On July 8th, the IMF's World Economic Outlook update revealed that the disinflation trend, in place since early 2024, has stalled. The IMF revised global headline inflation up to 4.7% for 2026, from 4.1% in 2025, and cut global growth to 3% for 2026. This combination of higher inflation and slower growth is not a soft landing.
The IMF report also highlighted a critical split in the global economy. One part consists of countries plugged into the AI hardware value chain, experiencing significant growth (e.g., South Korea with a 7.5% annual growth pace). The other part comprises energy importers and consumer-driven nations without a chip industry, experiencing slower growth or contraction (e.g., the Euro area at 0.9% growth).

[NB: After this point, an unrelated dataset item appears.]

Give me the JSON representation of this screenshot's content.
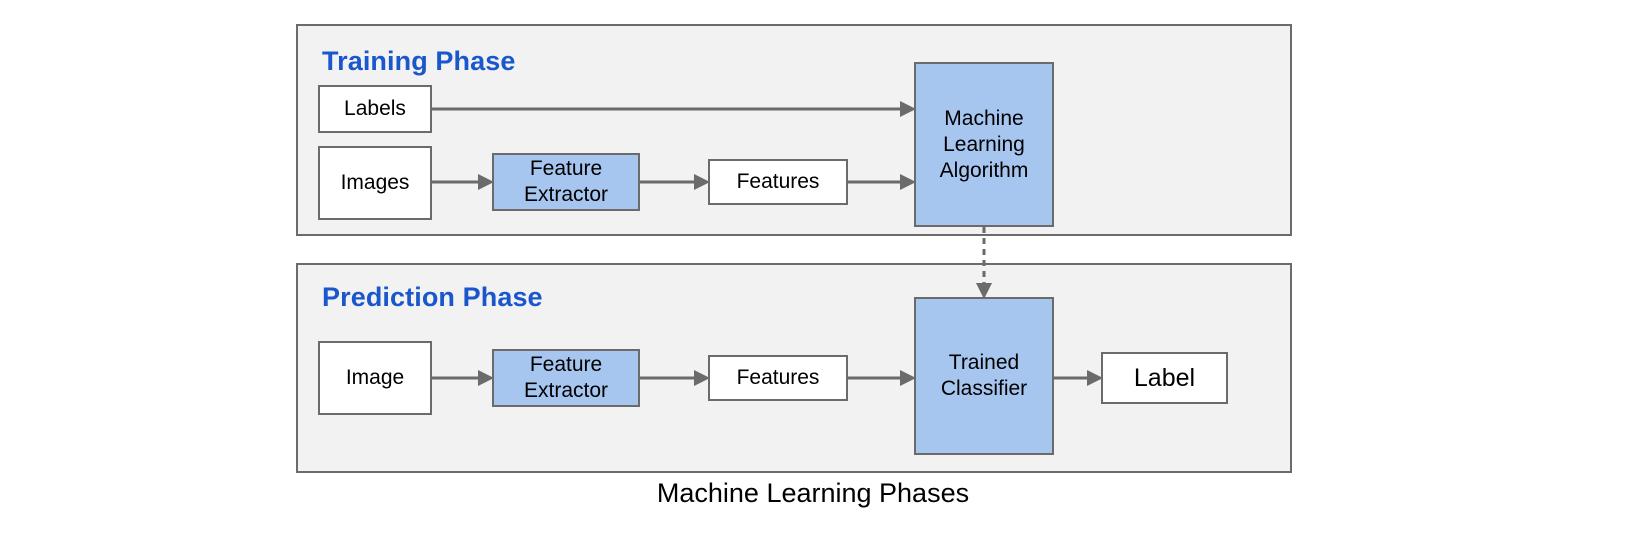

This 'K-shaped' recovery traps central bankers. If they cut rates to support the struggling consumer and energy importers, they fuel inflation and overheat the AI sector. If they hike or hold rates to combat inflation, they crush the already weak consumer. There's no single interest rate policy that can address both halves of the economy simultaneously.
The death of the soft landing means 'higher for longer' interest rates are now the base case, and global inflation will likely remain elevated around 4.7%, meaning prices won't return to previous levels. The decoupling of economies and the dilemma for central banks will be crucial to watch, as they eventually must choose which half of the economy to prioritize.